El veneno de la literatura


LeoVivimos en la era de la imagen. Nunca esta sentencia había sido tan contundente como ahora. La publicidad moderna y los medios tecnológicos han ensanchado su reino y, con ello, convirtieron a la imagen en objeto de culto. Pasaron ya los tiempos en que la literatura, la buena literatura, era preconizada como un oasis de la imaginación. Ya la televisión y el cine vinieron a dar al traste con los atractivos que antaño ofrecía una buena novela o las vertiginosas sensaciones que era capaz de transmitir la poesía, pero el éxito del multimedia e internet ha sido arrollador y pareciera que está a punto de darle su estocada final a las letras.

Claro que este derrumbe demoledor de dimensiones catastróficas es indiferente para la gran masa que pareciera volver con felicidad a paraísos perdidos en el que el lenguaje articulado se deconstruye en balbuceos infantiles. Existirá siempre el grupo de los bizarros e inconformes, quienes tratarán de oponerse a esta avalancha y terminarán aplastados por esta marejada con la realidad disociada para hacerla soportable. Existirán también aquellos que, con una actitud más optimista, se aferrarán a su tabla de surf y lidiarán con los aires de estos nuevos tiempos en un afán de adaptarse a las tendencias imperantes, cual camaleones camuflados en sus madrigueras. Sin embargo, unos y otros serán impredecibles ante el devastador cambio cultural que ya coexiste entre nosotros.

Se hace evidente que la industria del libro agoniza. Los románticos amantes de las letras se niegan a estos cambios y se aferran a sus fetiches impresos como símbolo de resistencia. Los emprendedores negociantes, en cambio, le apuestan a la tecnología y han creado libros digitales, revistas en línea, blogs y otras imaginables argucias para mantener con vida sus negocios. Sin embargo, de lo que casi nadie se da cuenta es que la principal causa de esta crisis literaria ―porque el problema amenaza a la calidad estética de la literatura más que a la industria editorial, que al final de cuentas terminará mutando̶― no es la evolución de los medios tecnológicos sino la apatía generalizada ante el acto mismo de leer. ¿Qué más da si las personas cambian sus libros por dispositivos electrónicos si, después de todo, se usan para el mismo fin?
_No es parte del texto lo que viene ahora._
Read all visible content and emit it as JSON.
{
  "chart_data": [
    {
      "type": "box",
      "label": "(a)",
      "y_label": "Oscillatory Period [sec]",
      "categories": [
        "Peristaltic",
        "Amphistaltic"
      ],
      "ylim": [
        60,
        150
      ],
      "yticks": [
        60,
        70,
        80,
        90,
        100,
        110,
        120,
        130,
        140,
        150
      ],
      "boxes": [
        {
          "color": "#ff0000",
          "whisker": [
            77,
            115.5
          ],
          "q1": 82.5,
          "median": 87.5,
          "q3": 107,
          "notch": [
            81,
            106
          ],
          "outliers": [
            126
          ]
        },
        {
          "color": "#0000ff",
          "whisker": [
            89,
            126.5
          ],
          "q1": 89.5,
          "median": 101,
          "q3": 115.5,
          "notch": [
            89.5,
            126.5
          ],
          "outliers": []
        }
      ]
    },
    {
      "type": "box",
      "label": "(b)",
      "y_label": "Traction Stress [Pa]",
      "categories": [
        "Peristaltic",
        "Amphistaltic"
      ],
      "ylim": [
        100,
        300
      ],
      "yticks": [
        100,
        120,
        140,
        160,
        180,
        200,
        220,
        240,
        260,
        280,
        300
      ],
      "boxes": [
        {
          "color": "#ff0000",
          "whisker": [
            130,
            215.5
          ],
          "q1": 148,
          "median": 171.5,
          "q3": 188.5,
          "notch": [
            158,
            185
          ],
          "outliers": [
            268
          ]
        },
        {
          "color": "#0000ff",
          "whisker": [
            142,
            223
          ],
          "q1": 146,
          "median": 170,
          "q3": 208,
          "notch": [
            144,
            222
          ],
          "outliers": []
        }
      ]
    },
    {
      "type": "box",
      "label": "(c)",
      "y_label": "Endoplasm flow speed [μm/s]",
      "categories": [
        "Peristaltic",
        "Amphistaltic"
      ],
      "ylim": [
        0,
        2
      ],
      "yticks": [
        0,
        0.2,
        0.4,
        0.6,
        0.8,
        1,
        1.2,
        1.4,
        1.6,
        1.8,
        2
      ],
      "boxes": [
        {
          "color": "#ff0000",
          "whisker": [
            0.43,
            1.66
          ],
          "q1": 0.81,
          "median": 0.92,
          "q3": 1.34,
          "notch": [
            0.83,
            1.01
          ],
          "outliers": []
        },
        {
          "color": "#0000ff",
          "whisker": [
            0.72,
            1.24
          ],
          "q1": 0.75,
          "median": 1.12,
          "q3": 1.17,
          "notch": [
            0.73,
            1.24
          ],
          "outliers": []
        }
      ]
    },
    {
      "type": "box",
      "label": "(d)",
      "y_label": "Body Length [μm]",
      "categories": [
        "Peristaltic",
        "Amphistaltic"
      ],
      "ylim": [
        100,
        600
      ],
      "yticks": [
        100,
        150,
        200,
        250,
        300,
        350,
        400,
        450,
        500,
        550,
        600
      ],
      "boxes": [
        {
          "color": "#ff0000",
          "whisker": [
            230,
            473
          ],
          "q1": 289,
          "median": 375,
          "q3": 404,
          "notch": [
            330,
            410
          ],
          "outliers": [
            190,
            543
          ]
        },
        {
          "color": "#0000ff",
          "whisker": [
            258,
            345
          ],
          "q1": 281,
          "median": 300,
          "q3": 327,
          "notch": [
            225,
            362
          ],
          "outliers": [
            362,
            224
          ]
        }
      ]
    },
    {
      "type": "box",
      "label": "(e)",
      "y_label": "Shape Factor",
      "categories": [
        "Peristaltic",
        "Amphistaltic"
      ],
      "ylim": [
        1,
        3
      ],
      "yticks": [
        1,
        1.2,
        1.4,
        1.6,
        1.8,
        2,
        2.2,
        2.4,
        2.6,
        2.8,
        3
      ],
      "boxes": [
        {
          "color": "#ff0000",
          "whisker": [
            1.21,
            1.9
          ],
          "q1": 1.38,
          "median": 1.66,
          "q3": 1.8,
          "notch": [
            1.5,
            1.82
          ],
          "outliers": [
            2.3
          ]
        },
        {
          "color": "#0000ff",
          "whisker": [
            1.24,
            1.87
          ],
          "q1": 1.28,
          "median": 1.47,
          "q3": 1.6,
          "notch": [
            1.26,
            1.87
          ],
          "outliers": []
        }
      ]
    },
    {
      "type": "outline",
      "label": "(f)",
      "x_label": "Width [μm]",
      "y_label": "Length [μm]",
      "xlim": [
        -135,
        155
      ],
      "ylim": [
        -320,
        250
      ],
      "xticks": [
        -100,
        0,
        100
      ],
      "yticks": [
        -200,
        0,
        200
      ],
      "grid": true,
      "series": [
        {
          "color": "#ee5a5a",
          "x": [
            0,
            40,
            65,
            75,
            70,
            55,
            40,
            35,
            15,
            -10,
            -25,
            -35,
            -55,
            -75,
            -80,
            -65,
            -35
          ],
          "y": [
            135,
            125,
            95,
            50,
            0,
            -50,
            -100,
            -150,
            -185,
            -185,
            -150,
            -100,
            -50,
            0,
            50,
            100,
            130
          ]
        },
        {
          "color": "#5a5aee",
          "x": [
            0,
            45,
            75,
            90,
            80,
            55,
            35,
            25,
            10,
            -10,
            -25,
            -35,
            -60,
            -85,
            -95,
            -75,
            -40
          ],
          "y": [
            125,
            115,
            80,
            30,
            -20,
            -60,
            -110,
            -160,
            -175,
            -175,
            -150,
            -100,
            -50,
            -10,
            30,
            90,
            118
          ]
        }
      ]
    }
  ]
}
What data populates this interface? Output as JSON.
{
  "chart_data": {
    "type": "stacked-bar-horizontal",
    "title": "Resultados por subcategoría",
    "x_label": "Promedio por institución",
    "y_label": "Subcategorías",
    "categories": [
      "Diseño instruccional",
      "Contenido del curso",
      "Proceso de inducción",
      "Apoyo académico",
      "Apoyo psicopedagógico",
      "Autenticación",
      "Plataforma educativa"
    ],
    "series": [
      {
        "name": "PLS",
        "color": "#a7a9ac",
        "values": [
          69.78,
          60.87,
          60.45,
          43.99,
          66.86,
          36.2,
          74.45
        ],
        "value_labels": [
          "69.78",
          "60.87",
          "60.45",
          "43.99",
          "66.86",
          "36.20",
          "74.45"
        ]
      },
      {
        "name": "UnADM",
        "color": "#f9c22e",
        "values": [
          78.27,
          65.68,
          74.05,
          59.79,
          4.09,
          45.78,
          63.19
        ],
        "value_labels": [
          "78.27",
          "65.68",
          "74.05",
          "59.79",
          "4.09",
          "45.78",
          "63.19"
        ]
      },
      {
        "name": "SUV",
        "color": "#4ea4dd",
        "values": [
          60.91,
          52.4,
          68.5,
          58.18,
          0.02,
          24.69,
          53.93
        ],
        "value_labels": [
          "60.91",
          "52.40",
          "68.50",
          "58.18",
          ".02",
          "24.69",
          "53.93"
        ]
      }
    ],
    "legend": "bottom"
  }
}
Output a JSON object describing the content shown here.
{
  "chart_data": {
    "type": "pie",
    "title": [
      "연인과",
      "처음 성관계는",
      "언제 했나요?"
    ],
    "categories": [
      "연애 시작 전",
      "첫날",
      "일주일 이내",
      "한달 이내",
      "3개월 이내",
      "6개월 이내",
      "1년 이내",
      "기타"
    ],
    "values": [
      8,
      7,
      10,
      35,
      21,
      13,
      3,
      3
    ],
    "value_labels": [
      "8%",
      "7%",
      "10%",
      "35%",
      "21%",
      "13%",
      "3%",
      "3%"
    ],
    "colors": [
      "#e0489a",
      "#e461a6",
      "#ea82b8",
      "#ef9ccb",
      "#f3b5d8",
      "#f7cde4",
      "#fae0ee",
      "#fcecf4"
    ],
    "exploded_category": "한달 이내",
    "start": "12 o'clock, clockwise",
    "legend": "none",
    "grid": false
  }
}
Definitivamente el problema no es el desarrollo tecnológico, por mucha rivalidad que presenten los atractivos videojuegos o cada vez las más accesibles maneras de producir y consumir imágenes en movimiento.

La crisis de la lectura obedece más bien a esa prisa que tenemos por consumir la mayor cantidad de contenidos en menor tiempo, sin importar demasiado que se profundice en ellos. Hoy vivimos en el auge de la cultura fast book. Los libros se consumen como se consumirían los programas de televisión en un intento de matar el tiempo y el aburrimiento. Se lee por moda, por estar a la vanguardia de los libros digitales, por presumir de esnobismo y por otro sinfín de carencias emocionales que empobrecen y banalizan los contenidos.

Irónicamente, el peor veneno para la literatura con intención estética viene del seno mismo de las casas editoriales. En ese afán de volver oro todo lo que tocan ha degradado la literatura hasta convertirla en un supermercado de superficialidades. «Qué se puede hacer, si de algo tiene que vivir el negocio», se justificarán los propietarios y gerentes, «así, podemos garantizar que exista esa literatura destinada para un pequeño grupo de especialistas». Como sucede con todos los artilugios del mercado, deben estar ofreciendo constantemente novedades, miquerías, para mantener la atención de un público idiotizado entre las luces iridiscentes de un mercado cada vez más amplio que se encarga de dirigir las tendencias. Y así se les va la vida vendiendo a precios altos literatura barata para gustos vulgares, siguiendo los temas de moda y condenando al olvido marginal la elaboración y la calidad innovadora de una propuesta estética. A fin de cuentas, el público de hoy no quiere leer, y si lo hace, se le debe dar algo digerible para que no se indigeste. Es un proceso tan irreversible como la muerte misma.